Yang sangat nampak adalah bertambah kuatnya urusan itu dengan pandangan kedua, bukan justru semakin berkurang. Dan fakta membuktikan akan hal tersebut.

Kelima,

Barangkali saja dia akan melihat lebih dari apa yang ada dalam bayangan dirinya, sehingga bertambahlah rasa sakitnya.

Keenam,

Iblis akan menungganginya pada pandangan keduanya itu, dia akan menjadikan indah apa yang sebenarnya tidak indah hingga sempurnalah bencana itu.

Ketujuh,

Orang itu tidak akan ditolong dari kesulitannya jika dia berpaling dari perintah syariat dan justru mengobatinya dengan pekara yang diharamkan atasnya. Bahkan sangat layak jika pertolongan itu dipalingkan darinya.

Kedelapan,

Pandangan pertama adalah panah beracun dari panah-panah Iblis, dan sudah dimaklumi bahwa pandangan kedua lebih keras racunnya. Maka bagaimana racun akan diobati dengan racun?!

Kesembilan,

Orang yang berada dalam situasi ini (yaitu menjaga pandangan dari yang diharamkan), dia sedang berinteraksi dengan Allah ‘Azza wa Jalla untuk meninggalkan sesuatu yang dia sukai untuk mencari keridhaan Allah. Ketika dia memandang yang kedua kalinya, dia ingin memastikan kembali keadaan wanita yang dilihatnya pada pandangan pertama. Jika ternyata wanita itu tidak sebagaimana yang dia inginkan, dia akan meninggalkan pandangan tersebut. Kalau demikian keadaannya, maka pandangan yang dia tinggalkan itu semata-mata karena tidak sesuai dengan apa yang dia harapkan, bukan karena Allah Ta’ala. Maka dimanakah interaksinya terhadap Allah Ta’ala dengan meninggalkan sesuatu yang disukai dirinya karena mengharapkan ridhaNya?

Kesepuluh,

Penjelasannya akan lebih terang dengan permisalan berikut ini; Jika engkau menunggang kuda baru dan dia berjalan menuju jalan sempit yang tidak bisa dimasuki dan tidak mungkin baginya berputar untuk keluar, jika kuda itu ingin memaksa masuk maka engkau harus mencegahnya. Jika dia telah masuk selangkah atau dua langkah, bersegeralah untuk menariknya mundur sebelum dia benar-benar memasukinya. Jika engkau bisa menariknya mundur, urusannya akan mudah. Jika engkau berlambat-lambat hingga dia masuk dan engkau menggiringnya lebih dalam, kemudian engkau berusaha menariknya dengan ekornya maka urusan itu akan menjadi parah dan sulit baginya keluar. Apakah orang yang berakal akan mengatakan bahwa jalan untuk membebaskannya adalah dengan menggiringnya masuk?! Demikian pula dengan pandangan jika telah memberikan pengaruh pada hati. Jika orang itu bersegera memutuskan penyakit itu semenjak awal, akan mudahlah mengobatinya. Jika dia mengulangi pandangan dan lebih dalam lagi memandangi keindahan obyeknya serta memindahkannya ke dalam hati yang kosong dan mengukir di dalamnya, maka bersemayamlah rasa cinta itu.[1]

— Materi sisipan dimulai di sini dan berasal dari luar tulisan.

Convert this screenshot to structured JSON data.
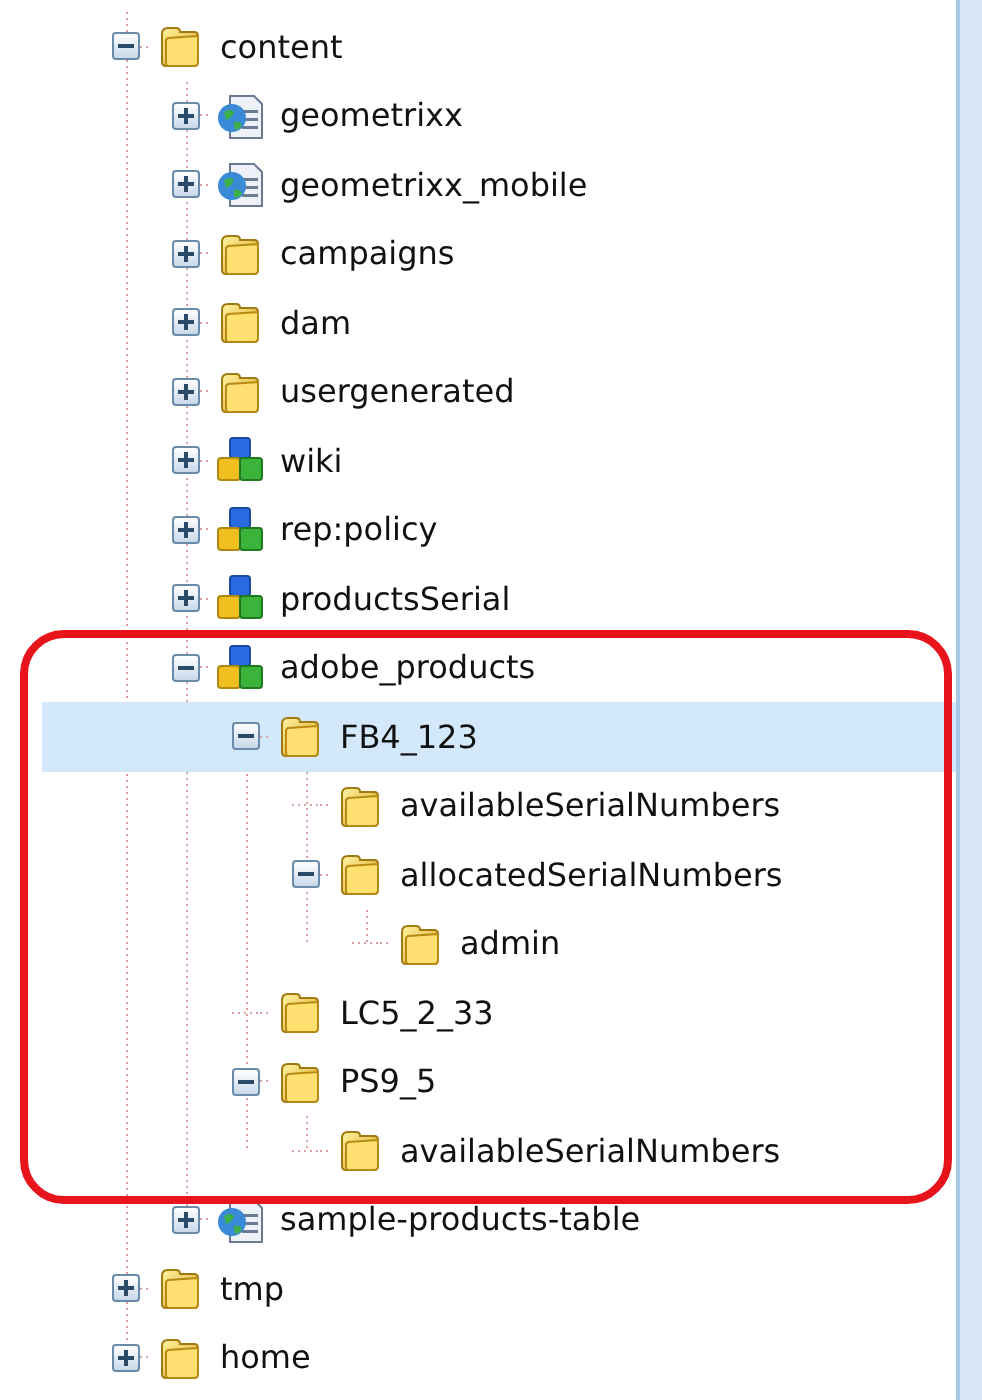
{
  "tree": [
    {
      "label": "content",
      "kind": "folder",
      "expanded": true,
      "selected": false,
      "children": [
        {
          "label": "geometrixx",
          "kind": "page",
          "expanded": false,
          "selected": false
        },
        {
          "label": "geometrixx_mobile",
          "kind": "page",
          "expanded": false,
          "selected": false
        },
        {
          "label": "campaigns",
          "kind": "folder",
          "expanded": false,
          "selected": false
        },
        {
          "label": "dam",
          "kind": "folder",
          "expanded": false,
          "selected": false
        },
        {
          "label": "usergenerated",
          "kind": "folder",
          "expanded": false,
          "selected": false
        },
        {
          "label": "wiki",
          "kind": "blocks",
          "expanded": false,
          "selected": false
        },
        {
          "label": "rep:policy",
          "kind": "blocks",
          "expanded": false,
          "selected": false
        },
        {
          "label": "productsSerial",
          "kind": "blocks",
          "expanded": false,
          "selected": false
        },
        {
          "label": "adobe_products",
          "kind": "blocks",
          "expanded": true,
          "selected": false,
          "highlighted": true,
          "children": [
            {
              "label": "FB4_123",
              "kind": "folder",
              "expanded": true,
              "selected": true,
              "children": [
                {
                  "label": "availableSerialNumbers",
                  "kind": "folder",
                  "selected": false
                },
                {
                  "label": "allocatedSerialNumbers",
                  "kind": "folder",
                  "expanded": true,
                  "selected": false,
                  "children": [
                    {
                      "label": "admin",
                      "kind": "folder",
                      "selected": false
                    }
                  ]
                }
              ]
            },
            {
              "label": "LC5_2_33",
              "kind": "folder",
              "selected": false
            },
            {
              "label": "PS9_5",
              "kind": "folder",
              "expanded": true,
              "selected": false,
              "children": [
                {
                  "label": "availableSerialNumbers",
                  "kind": "folder",
                  "selected": false
                }
              ]
            }
          ]
        },
        {
          "label": "sample-products-table",
          "kind": "page",
          "expanded": false,
          "selected": false
        }
      ]
    },
    {
      "label": "tmp",
      "kind": "folder",
      "expanded": false,
      "selected": false
    },
    {
      "label": "home",
      "kind": "folder",
      "expanded": false,
      "selected": false
    }
  ]
}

Dan benarlah Allah Ta’ala dalam firmanNya,

قُلْ لِلْمُؤْمِنِيْنَ يَغُضُّوْا مِنْ أَبْصَارِهِم وَيَحْفَظُوْا فُرُوْجَهُمْ ذَلِكَ أزْكىَ لَهُمْ إِنَّ اللهَ خَبِيْرٌ بِمَا يَصْنَعُوْنَ

Katakanlah kepada orang laki-laki yang beriman : Hendaklah mereka menahan pandangannya dan memelihara kemaluannya. Yang demikian itu lebih suci bagi mereka. Sesungguhnya Allah Maha Mengetahui apa yang mereka perbuat.” (QS. An-Nur ayat 30).

Rasulullah ﷺ bersabda dalam wasiatnya kepada Ali radhiyallahu ‘anhu,

يَا عَلِيُّ لا تُتْبِعْ النَّظْرَةَ النَّظْرَةَ فَإِنَّ لَكَ الأُولَى وَلَيْسَتْ لَكَ الآخِرَةُ

Wahai Ali, janganlah engkau mengikutkan satu pandangan dengan pandangan (berikutnya), karena pandangan pertama untukmu dan yang kedua bukan untukmu.” (HR. Abu Dawud dan At-Tirmidzi).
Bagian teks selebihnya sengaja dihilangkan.